AG-213 is an inhibitor of protein tyrosine kinases (PTKs) and epidermal growth factor (EGF) receptor kinase [1,2].


Protein tyrosine kinases (PTKs) have been involved in regulating cell proliferation, cell differentiation, and signaling processes in the immune system. Dysfunction of protein tyrosine kinases result in inflammatory responses and diseases including cancer, atherosclerosis, and psoriasis [3]. The epidermal growth factor receptor (EGFR) is a transmembrane glycoprotein. Activation of EGFR results in autophosphorylation of receptor tyrosine kinase and has been involved in regulating cellular proliferation, differentiation, and survival. Overexpression of EGFR has been identified in a variety of tumor cell lines and has been associated with poor prognosis and decreased survival [4].
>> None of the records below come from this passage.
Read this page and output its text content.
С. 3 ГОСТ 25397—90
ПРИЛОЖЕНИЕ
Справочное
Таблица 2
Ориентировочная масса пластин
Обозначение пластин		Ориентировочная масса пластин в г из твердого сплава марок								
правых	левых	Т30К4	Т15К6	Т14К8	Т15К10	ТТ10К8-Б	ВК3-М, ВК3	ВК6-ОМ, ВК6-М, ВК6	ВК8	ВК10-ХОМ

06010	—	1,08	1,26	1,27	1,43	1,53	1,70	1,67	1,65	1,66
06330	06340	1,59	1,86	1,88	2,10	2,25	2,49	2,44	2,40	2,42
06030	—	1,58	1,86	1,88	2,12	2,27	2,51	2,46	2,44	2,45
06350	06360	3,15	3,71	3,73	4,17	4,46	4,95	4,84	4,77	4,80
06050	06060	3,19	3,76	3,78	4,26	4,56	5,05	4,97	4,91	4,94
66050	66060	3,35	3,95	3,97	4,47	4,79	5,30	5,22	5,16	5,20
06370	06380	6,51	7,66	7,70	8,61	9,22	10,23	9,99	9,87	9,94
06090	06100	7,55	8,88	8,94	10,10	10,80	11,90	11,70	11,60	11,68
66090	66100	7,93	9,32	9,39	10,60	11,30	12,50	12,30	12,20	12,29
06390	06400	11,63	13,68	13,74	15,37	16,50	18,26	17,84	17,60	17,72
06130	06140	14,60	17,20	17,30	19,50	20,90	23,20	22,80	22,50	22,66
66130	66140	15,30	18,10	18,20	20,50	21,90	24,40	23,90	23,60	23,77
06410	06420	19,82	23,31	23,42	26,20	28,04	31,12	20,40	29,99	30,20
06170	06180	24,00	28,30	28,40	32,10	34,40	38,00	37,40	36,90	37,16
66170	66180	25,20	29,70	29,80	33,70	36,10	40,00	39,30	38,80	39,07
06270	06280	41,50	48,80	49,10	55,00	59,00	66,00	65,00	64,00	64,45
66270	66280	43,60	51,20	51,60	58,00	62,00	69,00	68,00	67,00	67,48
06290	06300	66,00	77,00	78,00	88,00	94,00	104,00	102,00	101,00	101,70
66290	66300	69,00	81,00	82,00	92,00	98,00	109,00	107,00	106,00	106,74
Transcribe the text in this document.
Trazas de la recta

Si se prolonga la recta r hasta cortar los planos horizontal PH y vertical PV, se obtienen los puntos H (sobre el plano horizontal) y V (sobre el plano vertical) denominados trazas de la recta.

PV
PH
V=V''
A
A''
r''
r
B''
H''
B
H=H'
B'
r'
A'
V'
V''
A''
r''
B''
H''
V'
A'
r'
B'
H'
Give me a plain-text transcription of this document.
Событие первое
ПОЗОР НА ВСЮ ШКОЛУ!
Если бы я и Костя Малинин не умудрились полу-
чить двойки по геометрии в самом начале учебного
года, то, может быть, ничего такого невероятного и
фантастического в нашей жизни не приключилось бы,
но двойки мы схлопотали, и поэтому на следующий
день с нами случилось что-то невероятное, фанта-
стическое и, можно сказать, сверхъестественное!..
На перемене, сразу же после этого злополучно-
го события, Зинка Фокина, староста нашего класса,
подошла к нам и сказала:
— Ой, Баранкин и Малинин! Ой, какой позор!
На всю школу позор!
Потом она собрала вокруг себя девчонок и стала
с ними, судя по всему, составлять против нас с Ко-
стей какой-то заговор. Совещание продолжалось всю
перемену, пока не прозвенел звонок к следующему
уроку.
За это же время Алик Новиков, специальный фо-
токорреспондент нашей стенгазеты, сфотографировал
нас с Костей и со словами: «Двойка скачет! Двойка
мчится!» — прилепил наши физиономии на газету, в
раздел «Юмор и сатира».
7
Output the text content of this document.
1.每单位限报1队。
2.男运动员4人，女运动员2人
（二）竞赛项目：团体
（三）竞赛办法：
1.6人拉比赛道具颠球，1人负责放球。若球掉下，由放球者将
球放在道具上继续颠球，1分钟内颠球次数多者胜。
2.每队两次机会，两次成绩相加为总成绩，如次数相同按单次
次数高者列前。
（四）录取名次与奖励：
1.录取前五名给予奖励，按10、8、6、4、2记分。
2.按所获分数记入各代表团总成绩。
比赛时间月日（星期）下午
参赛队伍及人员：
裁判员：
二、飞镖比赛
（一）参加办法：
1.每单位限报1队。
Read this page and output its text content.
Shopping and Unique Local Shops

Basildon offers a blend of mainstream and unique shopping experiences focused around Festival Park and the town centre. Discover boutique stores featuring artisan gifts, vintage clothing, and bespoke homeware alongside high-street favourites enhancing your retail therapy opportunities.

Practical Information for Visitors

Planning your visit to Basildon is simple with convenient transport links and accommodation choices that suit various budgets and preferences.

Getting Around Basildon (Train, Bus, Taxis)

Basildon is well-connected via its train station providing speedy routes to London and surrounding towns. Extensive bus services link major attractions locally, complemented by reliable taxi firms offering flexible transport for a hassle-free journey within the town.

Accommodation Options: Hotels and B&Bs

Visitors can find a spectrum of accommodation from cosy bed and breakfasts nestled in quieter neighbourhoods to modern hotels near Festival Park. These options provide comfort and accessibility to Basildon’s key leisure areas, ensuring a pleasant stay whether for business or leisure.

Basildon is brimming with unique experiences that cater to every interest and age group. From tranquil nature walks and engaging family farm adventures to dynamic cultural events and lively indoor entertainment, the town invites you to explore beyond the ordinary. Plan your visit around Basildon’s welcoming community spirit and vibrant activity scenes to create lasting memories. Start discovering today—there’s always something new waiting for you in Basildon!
Administration of AG 213(100 μM) interfered with HUVEC focal adhesion and stress fiber formation. Pretreatment of monolayers with AG 213 (25, 50, and 75 μM) produced partial and incremental inhibition of HUVEC migration. In HUVEC, treatment with tyrphostin AG 213 (25 and 50 μM) demonstrated partial inhibition of stress fiber assembly compared with cells treated with 100 μM AG 213 [1]. AG 213 inhibited adhesion-associated tyrosine phosphorylation of pp125FAK activity in HUVEC [1]. AG-213 inhibited the activity of epidermal growth factor (EGF) receptor kinase with an IC50 value of 2.4 μM in the human epidermoid carcinoma cell line A431 [2].


参考文献:
[1] Romer L H, McLean N, Turner C E, et al.  Tyrosine kinase activity, cytoskeletal organization, and motility in human vascular endothelial cells[J]. Molecular Biology of the Cell, 1994, 5(3): 349-361.
[2] Gazit A, Yaish P, Gilon C, et al.  Tyrphostins I: synthesis and biological activity of protein tyrosine kinase inhibitors[J]. Journal of medicinal chemistry, 1989, 32(10): 2344-2352.
[3] Levitzki A, Gazit A.  Tyrosine kinase inhibition: an approach to drug development[J]. Science, 1995, 267(5205): 1782.
[4] Herbst R S.  Review of epidermal growth factor receptor biology[J]. International Journal of Radiation Oncology Biology Physics, 2004, 59(2): S21-S26.